Hayatları 'Duba' Üzerinde Geçiyor

Beyşehir Gölü üzerindeki Mada Adası sakinleri, günlük hayatta ihtiyaç duyduğu her şeyi, karadan 700 metre uzaklıkta bulunan adaya platform şeklindeki duba ile taşıyor.


Isparta'nın Şarkikaraağaç ilçesine bağlı, Türkiye'nin en büyük tatlı su gölü Beyşehir Gölü'nde bulunan irili ufaklı 32 adadan en büyüğü olan Mada Adası, göldeki yerleşim yerinin bulunduğu tek ada olma özelliğini taşıyor.

700 metre uzaklıktaki kıyıda bulunan Gedikli köyünün bir mahallesi konumunda olan 822 hektarlık adadaki 36 hanede 250 kişi yaşıyor. En temel geçim kaynağı büyükbaş hayvancılık olan ada sakinleri, kısıtlı alanlarda da tarımla uğraşıyor.

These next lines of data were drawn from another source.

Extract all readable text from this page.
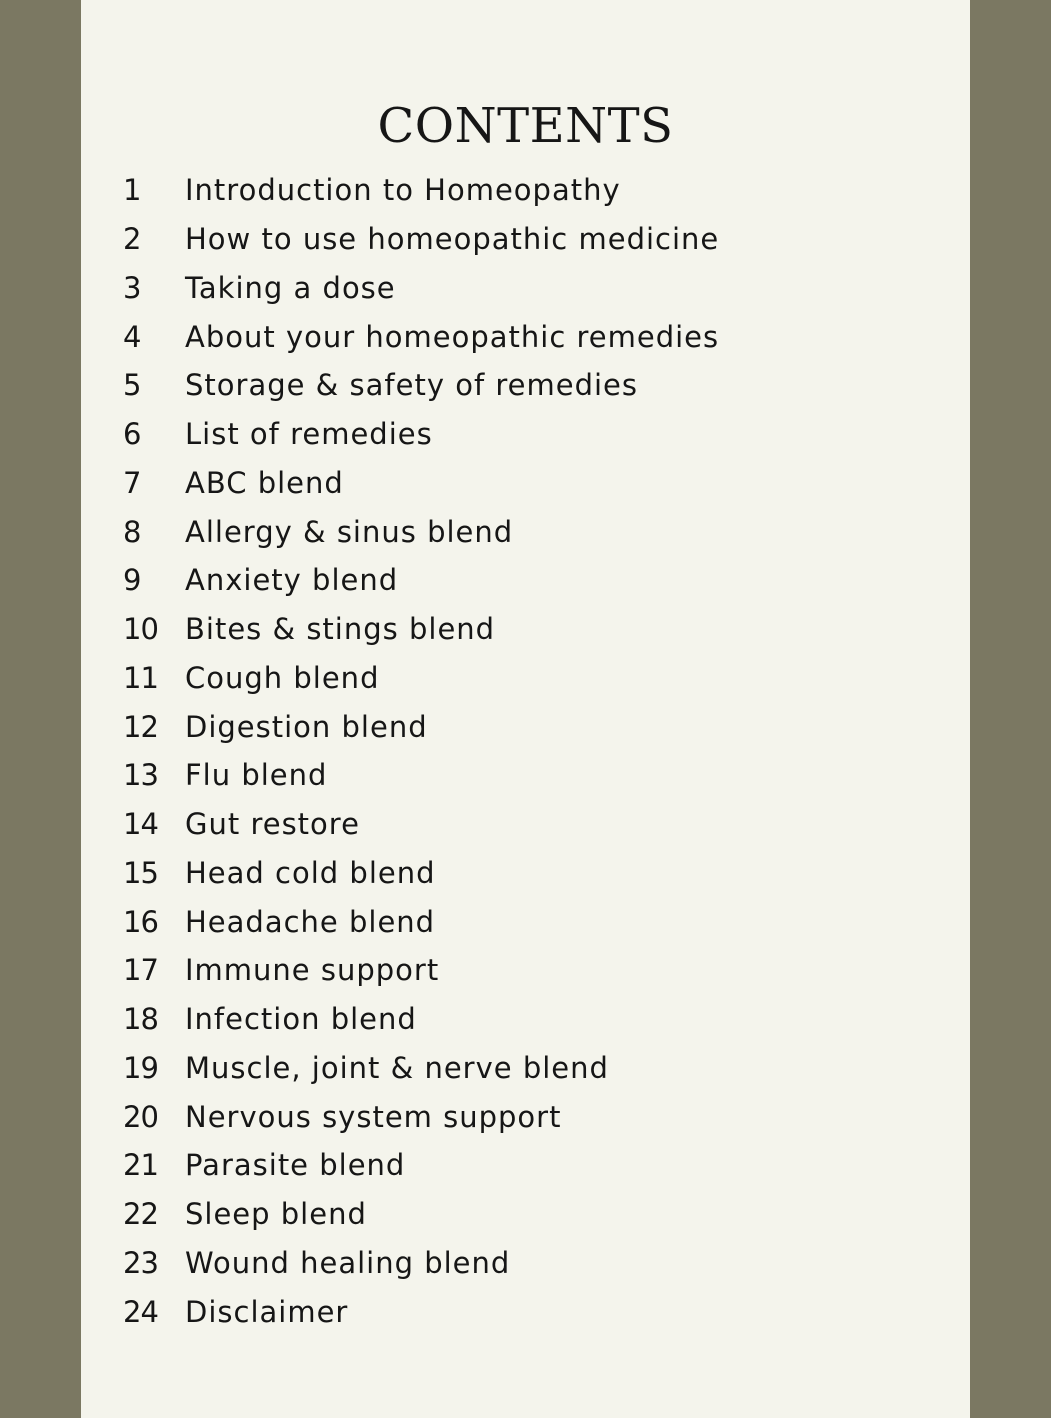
CONTENTS
1	Introduction to Homeopathy
2	How to use homeopathic medicine
3	Taking a dose
4	About your homeopathic remedies
5	Storage & safety of remedies
6	List of remedies
7	ABC blend
8	Allergy & sinus blend
9	Anxiety blend
10 Bites & stings blend
11 Cough blend
12 Digestion blend
13 Flu blend
14 Gut restore
15 Head cold blend
16 Headache blend
17 Immune support
18 Infection blend
19 Muscle, joint & nerve blend
20 Nervous system support
21 Parasite blend
22 Sleep blend
23 Wound healing blend
24 Disclaimer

İlk yerleşimlerin 1930'lu yıllarında başladığı adada, normal şartlarda çok kolay gibi görünen, kısa zamanda yapılabilen gündelik işler, "ada yaşantısı" nedeni ile pek de kolay gerçekleşmiyor.

İnsanların kendi ulaşımlarını sandallarla sağladığı bölgede, gündelik işlerde lazım olan masa, tüp gibi basit ihtiyaçlar, sandalların çektiği platform şeklindeki duba ile karadan adaya taşıyor.

İmkansızlık nedeniyle çoğu zaman traktörün ve biçerdöverin bile duba ile taşındığı adada, hastaneye kaldırılması gereken bir hasta, traktörle göl kıyısına getirildikten sonra, oradan duba ile karaya, ardından hastaneye ulaştırılıyor.

Adalıların istediği tek şey ise adaya karayı bağlayacak bir köprünün yapılması ve ulaşımlarının normalleşmesi.

- Mahrumiyet bölgesinde yaşıyoruz

Doğumundan itibaren adada yaşayan 42 yaşındaki Hüseyin Karasu, AA muhabirine yaptığı açıklamada buraya ilk kez dedesinin 1934 yılında 4 kardeşi ile geldiğini söyledi.

Dedesi ve babası gibi kendisinin de çocukluğunu ve gençliğini adada geçirdiğini ifade eden Karasu, kendi çocuklarının da yaşamlarını burada geçireceklerini kaydetti.

Ada yaşantısının çok sıkıntılı olduğunu belirten Karasu, burayı kendilerinin "mahrumiyet bölgesi" olarak adlandırdıklarını vurguladı. Kara ile bağlantılarını sağlayan tek şeyin sandal ve duba olduğunu ifade eden Karasu, ada şartları nedeni ile bir işi normalinden çok daha fazla sürede halledebildiklerini dile getirdi.

Sandallarla insanların adadan karaya taşındığı, gündelik hayatta ihtiyaç duyulan her türlü malzemenin ise duba ile getirilip götürüldüğüne dikkati çeken Karasu, şöyle konuştu:

"Burada bizi karaya bağlayan tek şey dubamız. Her türlü taşınacak şeyimizi dubalarla karşıya taşıyoruz. Traktörlerimizi, biçerdöverleri bile duba ile geçiriyoruz. Evde tüp bitiyor kayığa çıkarıyoruz, bakkala gidiyoruz. 10 dakikalık işi 2 saatte yapıyoruz. Hastamız oluyor, hastamızı kayıklarla evden göl kıyısına kadar traktörle indiriyoruz. Oradan kıyıya bindiriyoruz. Karaya ulaştıktan sonra da arabaya bindirerek hastaneye götürüyoruz. Hastaneye varana kadar çok uzun zaman geçiyor. Hastayı yetiştiremediğimiz zamanlar da oluyor."

Kış mevsiminin gelmesi ile gölün buz tuttuğunu, oluşan sisin ise bazen 1 hafta boyunca kalkmadığını anlatan Karasu, böyle zamanlarda sandal ve dubayı kullanamadıklarını, adada mahsur kalabildiklerini belirtti.

Ada ile kara arasında yapılacak köprünün tüm sıkıntılarını gidereceğini aktaran Karasu, "Aş istemiyoruz, iş istemiyoruz, sadece köprü istiyoruz. Başka bir istediğimiz yok. Biz açık hava hapishanesinde yaşıyoruz" dedi.